Papst Benedikt XVI. während dem Besuch in Oesterreich.
Papst Benedikt XVI. hat vor einem "Verrat" des Sonntags als christlicher Wochenfeiertag gewarnt. "Ohne den Herrn und ohne den Tag, der ihm gehört, gerät das Leben nicht", sagte der Papst in einer Festmesse im Wiener Stephansdom am Sonntag.
Er kritisierte, der Sonntag habe sich in den westlichen Gesellschaften zum Wochenende und zur blossen Freizeit gewandelt. "Wenn die freie Zeit nicht eine innere Mitte hat, von der Orientierung fürs Ganze ausgeht, dann wird sie schliesslich zur leeren Zeit", sagte das Kirchenoberhaupt.
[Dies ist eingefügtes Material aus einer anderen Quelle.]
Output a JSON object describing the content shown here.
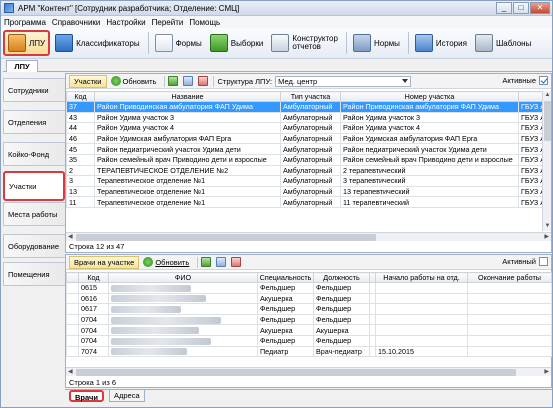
{
  "window": {
    "title": "АРМ \"Контент\" [Сотрудник разработчика; Отделение: СМЦ]",
    "minimize": "_",
    "maximize": "□",
    "close": "✕"
  },
  "menu": [
    "Программа",
    "Справочники",
    "Настройки",
    "Перейти",
    "Помощь"
  ],
  "toolbar": {
    "lpu": "ЛПУ",
    "classifiers": "Классификаторы",
    "forms": "Формы",
    "selections": "Выборки",
    "constructor_l1": "Конструктор",
    "constructor_l2": "отчетов",
    "norms": "Нормы",
    "history": "История",
    "templates": "Шаблоны"
  },
  "top_tab": "ЛПУ",
  "nav": [
    "Сотрудники",
    "Отделения",
    "Койко-Фонд",
    "Участки",
    "Места работы",
    "Оборудование",
    "Помещения"
  ],
  "sites": {
    "label": "Участки",
    "refresh": "Обновить",
    "structure_label": "Структура ЛПУ:",
    "structure_value": "Мед. центр",
    "active_label": "Активные",
    "active": true,
    "columns": [
      "Код",
      "Название",
      "Тип участка",
      "Номер участка",
      ""
    ],
    "rows": [
      [
        "37",
        "Район Приводинская амбулатория ФАП Удима",
        "Амбулаторный",
        "Район Приводинская амбулатория ФАП Удима",
        "ГБУЗ А"
      ],
      [
        "43",
        "Район Удима участок 3",
        "Амбулаторный",
        "Район Удима участок 3",
        "ГБУЗ А"
      ],
      [
        "44",
        "Район Удима участок 4",
        "Амбулаторный",
        "Район Удима участок 4",
        "ГБУЗ А"
      ],
      [
        "46",
        "Район Удимская амбулатория ФАП Ерга",
        "Амбулаторный",
        "Район Удимская амбулатория ФАП Ерга",
        "ГБУЗ А"
      ],
      [
        "45",
        "Район педиатрический участок Удима дети",
        "Амбулаторный",
        "Район педиатрический участок Удима дети",
        "ГБУЗ А"
      ],
      [
        "35",
        "Район семейный врач Приводино дети и взрослые",
        "Амбулаторный",
        "Район семейный врач Приводино дети и взрослые",
        "ГБУЗ А"
      ],
      [
        "2",
        "ТЕРАПЕВТИЧЕСКОЕ ОТДЕЛЕНИЕ №2",
        "Амбулаторный",
        "2 терапевтический",
        "ГБУЗ А"
      ],
      [
        "3",
        "Терапевтическое отделение №1",
        "Амбулаторный",
        "3 терапевтический",
        "ГБУЗ А"
      ],
      [
        "13",
        "Терапевтическое отделение №1",
        "Амбулаторный",
        "13 терапевтический",
        "ГБУЗ А"
      ],
      [
        "11",
        "Терапевтическое отделение №1",
        "Амбулаторный",
        "11 терапевтический",
        "ГБУЗ А"
      ]
    ],
    "status": "Строка 12 из 47"
  },
  "doctors": {
    "label": "Врачи на участке",
    "refresh": "Обновить",
    "active_label": "Активный",
    "active": false,
    "columns": [
      "",
      "Код",
      "ФИО",
      "Специальность",
      "Должность",
      "",
      "Начало работы на отд.",
      "Окончание работы"
    ],
    "rows": [
      [
        "0615",
        "Фельдшер",
        "Фельдшер",
        ""
      ],
      [
        "0616",
        "Акушерка",
        "Фельдшер",
        ""
      ],
      [
        "0617",
        "Фельдшер",
        "Фельдшер",
        ""
      ],
      [
        "0704",
        "Фельдшер",
        "Фельдшер",
        ""
      ],
      [
        "0704",
        "Акушерка",
        "Акушерка",
        ""
      ],
      [
        "0704",
        "Фельдшер",
        "Фельдшер",
        ""
      ],
      [
        "7074",
        "Педиатр",
        "Врач-педиатр",
        "15.10.2015"
      ]
    ],
    "status": "Строка 1 из 6"
  },
  "bottom_tabs": [
    "Врачи",
    "Адреса"
  ]
}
Ökologische und soziale Aspekte
Benedikt XVI. unterstrich auch die ökologische und soziale Dimension des Sonntags. Christen sähen in dem Auferstehungstag Christi den ersten Tag der Schöpfung und damit das "wöchentliche Schöpfungsfest". Christen sollten angesichts der menschlichen Bedrohung der Umwelt diese Dimension bewusst aufnehmen, so der Papst. Der Sonntag im religiösen Sinn lasse auch die "Freiheit und Gleichheit aller Geschöpfe Gottes" spüren. Dabei erinnerte er an die vom christlichen Wochenfeiertag übernommene Tradition des jüdischen Sabbat als strikter Ruhetag.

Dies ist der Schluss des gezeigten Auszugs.